As the process of loans mobilization and paying back is repeatedly carried
out successfully, the countries are enabled to earn total profits which
could even exceed the natural capital inherent in their appraised minerals
resources retained in-situ, still in their hands.

For example, majority local ownership of the huge uranium resources
appraised in some mineral rich African countries would enabled the
countries to make correct decision to retain them in-situ for use as
collateral in their mobilization of loans for investing in other highly
profitable businesses till high levels of efficiency and safety are
achieved in the development of technology for uranium mining, processing
and nuclear power generation, when African countries would be ready for
nuclear power generation and market demand and price are optimal.

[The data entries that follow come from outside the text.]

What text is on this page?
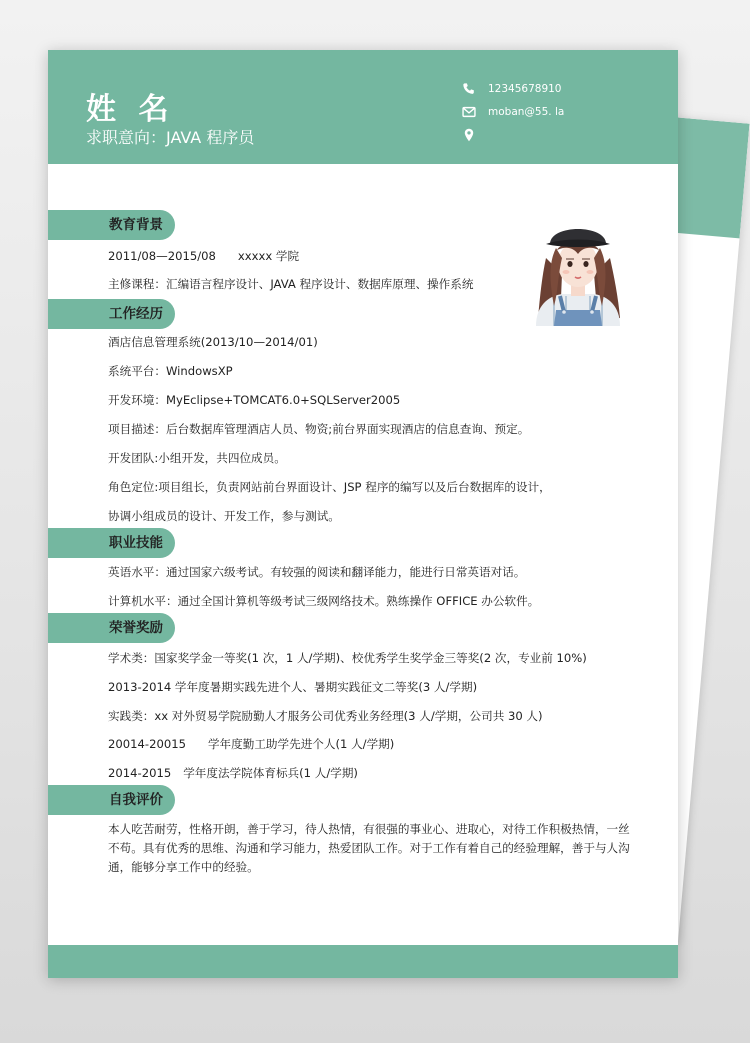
姓 名
求职意向：JAVA 程序员
12345678910
moban@55. la
教育背景
2011/08—2015/08 xxxxx 学院
主修课程：汇编语言程序设计、JAVA 程序设计、数据库原理、操作系统
工作经历
酒店信息管理系统(2013/10—2014/01)
系统平台：WindowsXP
开发环境：MyEclipse+TOMCAT6.0+SQLServer2005
项目描述：后台数据库管理酒店人员、物资;前台界面实现酒店的信息查询、预定。
开发团队:小组开发，共四位成员。
角色定位:项目组长，负责网站前台界面设计、JSP 程序的编写以及后台数据库的设计，
协调小组成员的设计、开发工作，参与测试。
职业技能
英语水平：通过国家六级考试。有较强的阅读和翻译能力，能进行日常英语对话。
计算机水平：通过全国计算机等级考试三级网络技术。熟练操作 OFFICE 办公软件。
荣誉奖励
学术类：国家奖学金一等奖(1 次，1 人/学期)、校优秀学生奖学金三等奖(2 次，专业前 10%)
2013-2014 学年度暑期实践先进个人、暑期实践征文二等奖(3 人/学期)
实践类：xx 对外贸易学院励勤人才服务公司优秀业务经理(3 人/学期，公司共 30 人)
20014-20015 学年度勤工助学先进个人(1 人/学期)
2014-2015 学年度法学院体育标兵(1 人/学期)
自我评价
本人吃苦耐劳，性格开朗，善于学习，待人热情，有很强的事业心、进取心，对待工作积极热情，一丝不苟。具有优秀的思维、沟通和学习能力，热爱团队工作。对于工作有着自己的经验理解，善于与人沟通，能够分享工作中的经验。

Majority local ownership of the mineral resources appraised in all mineral
rich African countries would facilitate African collaboration and
interdependence in the exploitation of their mineral resources to optimize
their contribution of seed capital in the development of individual
economies which are well interconnected and interdependent to provide for
optimization in the economic growth of all on the continent.

Self-reliance can and should be enabled to dominate mineral resources
appraisal on the African continent because it contributes sustainable
economic development for it when foreign domination does the same for non
African economies instead in a process which makes the continent poorer as
the extraction of its non renewable mineral resources which contributes
little economic development to the continent depletes them.